You can also leverage a closed source launcher. It's not a perfect solution, and it doesn't address every attack vector, but a competitive event like IDL could probably issue a new launcher for every season that hashed & launched the Odamex client--this would essentially be the same system ZDaemon uses for anti-name-faking. Again it would only be a matter of time before the launcher got cracked, but it would probably take longer than an IDL season, and then it would be useless.

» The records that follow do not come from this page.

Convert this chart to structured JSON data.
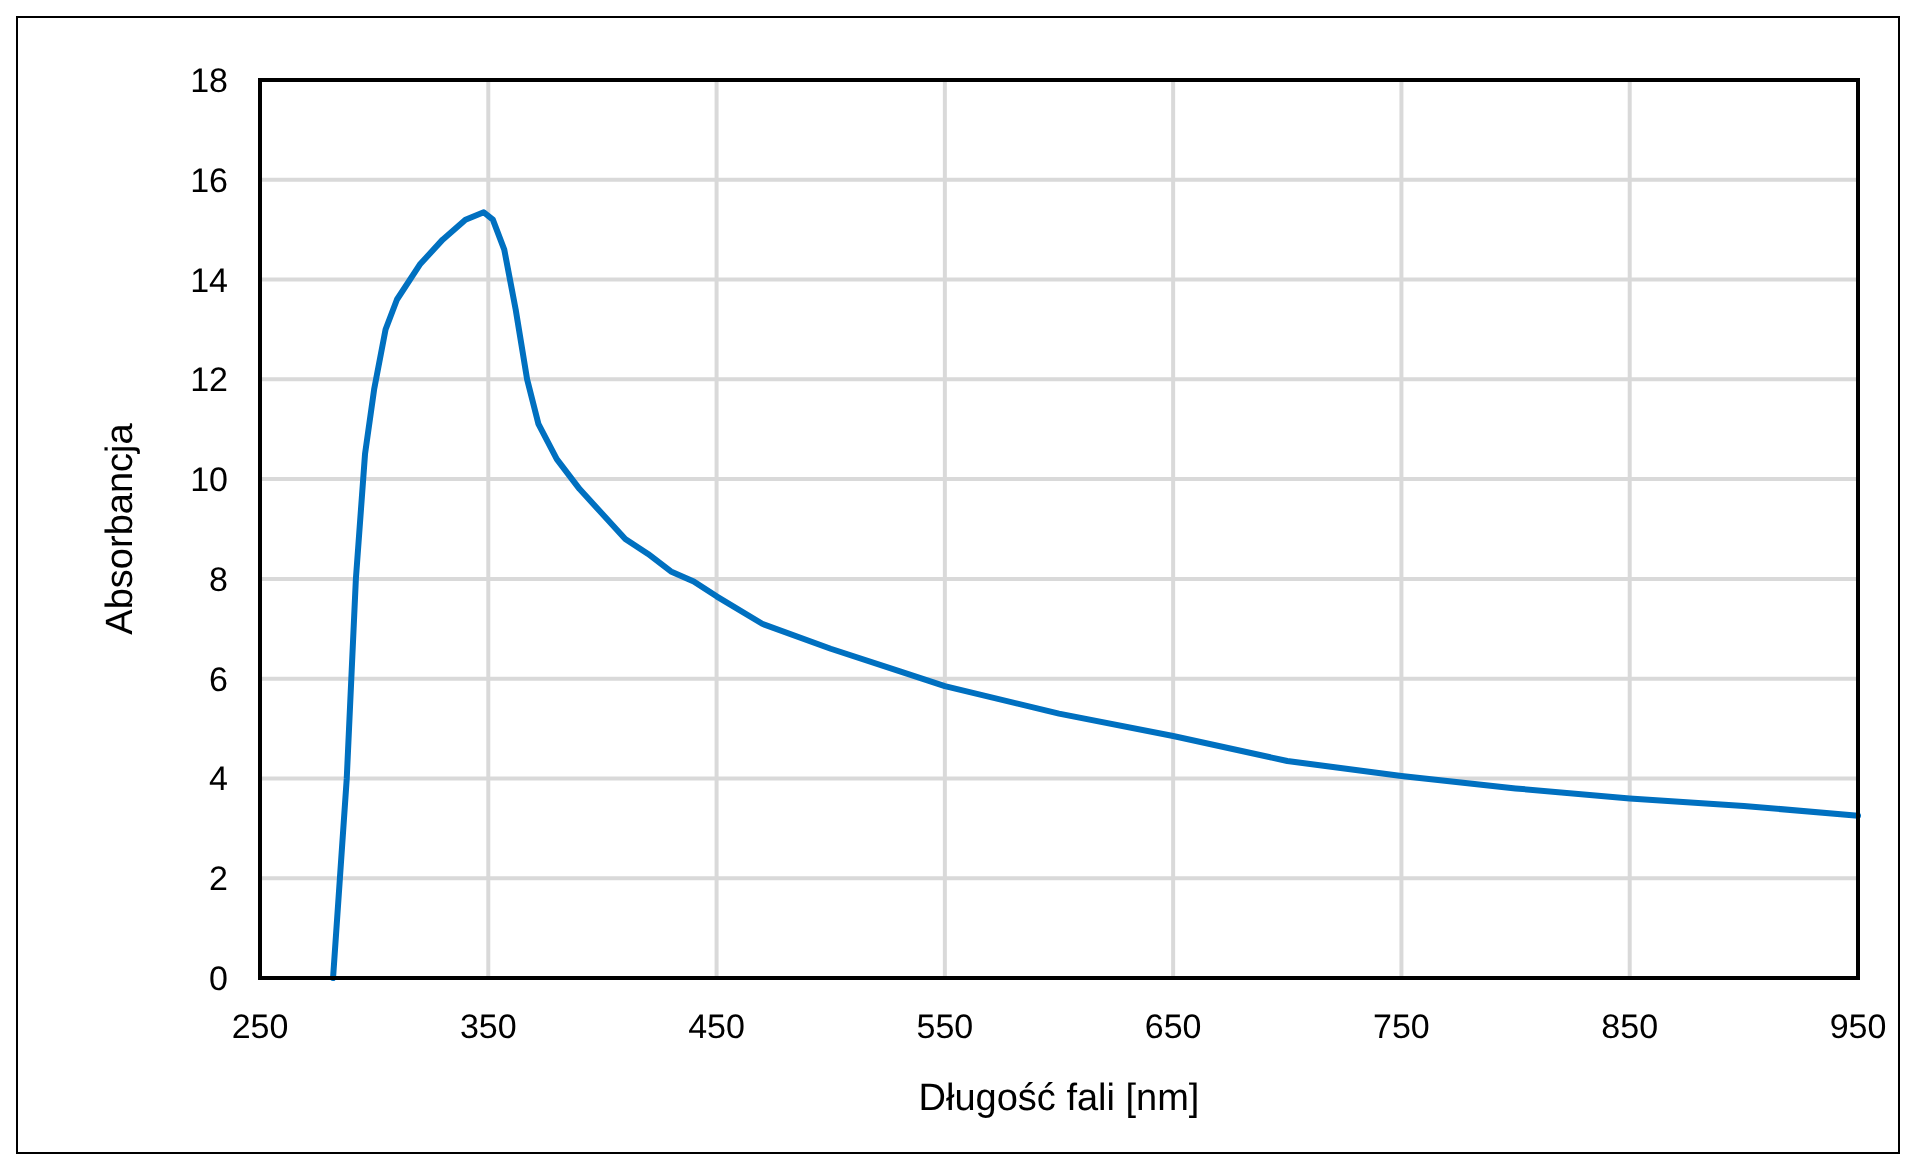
{
  "chart_data": {
    "type": "line",
    "xlabel": "Długość fali [nm]",
    "ylabel": "Absorbancja",
    "xlim": [
      250,
      950
    ],
    "xticks": [
      250,
      350,
      450,
      550,
      650,
      750,
      850,
      950
    ],
    "ylim": [
      0,
      18
    ],
    "yticks": [
      0,
      2,
      4,
      6,
      8,
      10,
      12,
      14,
      16,
      18
    ],
    "grid": true,
    "marker": "none",
    "line_style": "solid",
    "x": [
      282,
      285,
      288,
      292,
      296,
      300,
      305,
      310,
      320,
      330,
      340,
      348,
      352,
      357,
      362,
      367,
      372,
      380,
      390,
      400,
      410,
      420,
      430,
      440,
      450,
      470,
      500,
      530,
      550,
      600,
      650,
      700,
      750,
      800,
      850,
      900,
      950
    ],
    "series": [
      {
        "color": "#0070c0",
        "values": [
          0,
          2,
          4,
          8,
          10.5,
          11.8,
          13,
          13.6,
          14.3,
          14.8,
          15.2,
          15.35,
          15.2,
          14.6,
          13.4,
          12,
          11.1,
          10.4,
          9.8,
          9.3,
          8.8,
          8.5,
          8.15,
          7.95,
          7.65,
          7.1,
          6.6,
          6.15,
          5.85,
          5.3,
          4.85,
          4.35,
          4.05,
          3.8,
          3.6,
          3.45,
          3.25
        ]
      }
    ]
  }
}
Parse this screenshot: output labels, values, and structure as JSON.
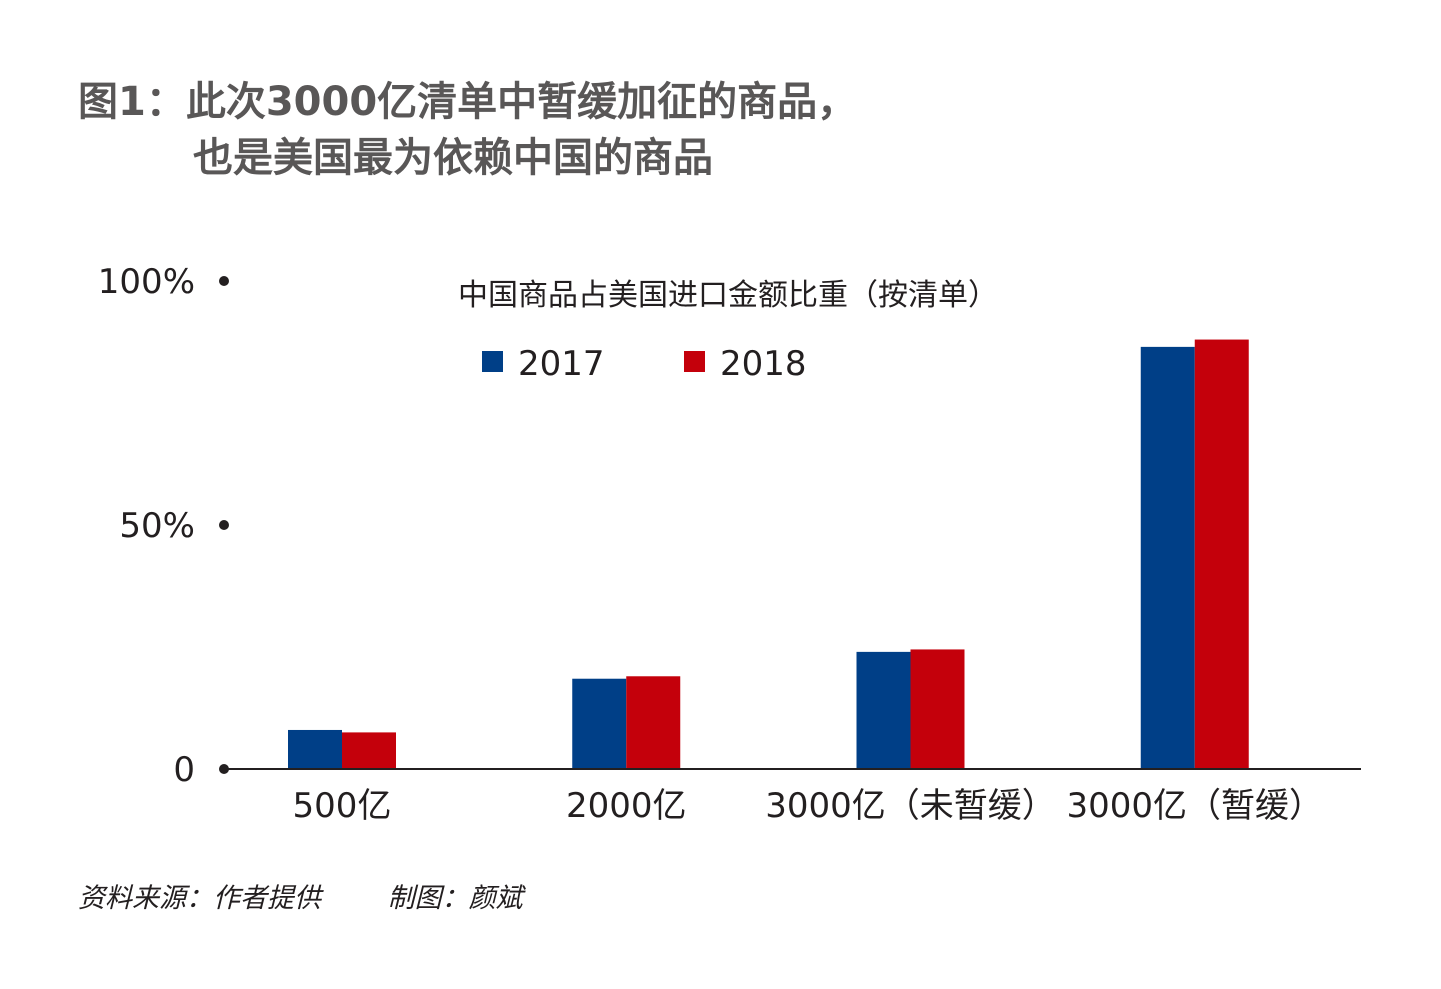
{
  "figure": {
    "title_line1": "图1：此次3000亿清单中暂缓加征的商品，",
    "title_line2": "也是美国最为依赖中国的商品"
  },
  "footer": {
    "source": "资料来源：作者提供",
    "credit": "制图：颜斌"
  },
  "chart_data": {
    "type": "bar",
    "title": "中国商品占美国进口金额比重（按清单）",
    "categories": [
      "500亿",
      "2000亿",
      "3000亿（未暂缓）",
      "3000亿（暂缓）"
    ],
    "series": [
      {
        "name": "2017",
        "color": "#003f87",
        "values": [
          8,
          18.5,
          24,
          86.5
        ]
      },
      {
        "name": "2018",
        "color": "#c4000b",
        "values": [
          7.5,
          19,
          24.5,
          88
        ]
      }
    ],
    "yticks": [
      {
        "value": 0,
        "label": "0"
      },
      {
        "value": 50,
        "label": "50%"
      },
      {
        "value": 100,
        "label": "100%"
      }
    ],
    "ylim": [
      0,
      100
    ],
    "grid": false,
    "legend_position": "top-center"
  }
}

I don't know if ZDaemon does something like this. I traced IDE's system calls to try and figure out what kind of hashing it was using, and I saw that it was reading the whole EXE I had configured as the ZDaemon client (zddemotool.exe). I don't know if that's a normal part of CreateProcess or what. If it's part of anti-cheat, in that thread we agreed that a problem with that system was that the binary could be switched out between verification and execution. You have to set a breakpoint in the launcher (and it looks like IDE crashes under a debugger, hehe), but it's still very doable. It does require dedication and expertise though, so it's unlikely. Just something to consider, unless I'm mistaken outright.
My guess is that they have the ZDaemon Launcher and IDE do a lot more stuff (like cheat detection). Add that to the new anti-name-fake required verification, and you're requiring users to run anti-cheat through the launcher. This stuff wouldn't really work in Doomseeker because it's open source. Like you said though, their loss :) .
Although I think this conversation may be over, I did want to point out that there is definitely no technical reason Doomseeker can't conform to ZDaemon's protocol. The 1.08 protocol (which can be seen in the ZDaemon plugin code) generates auth tokens as well.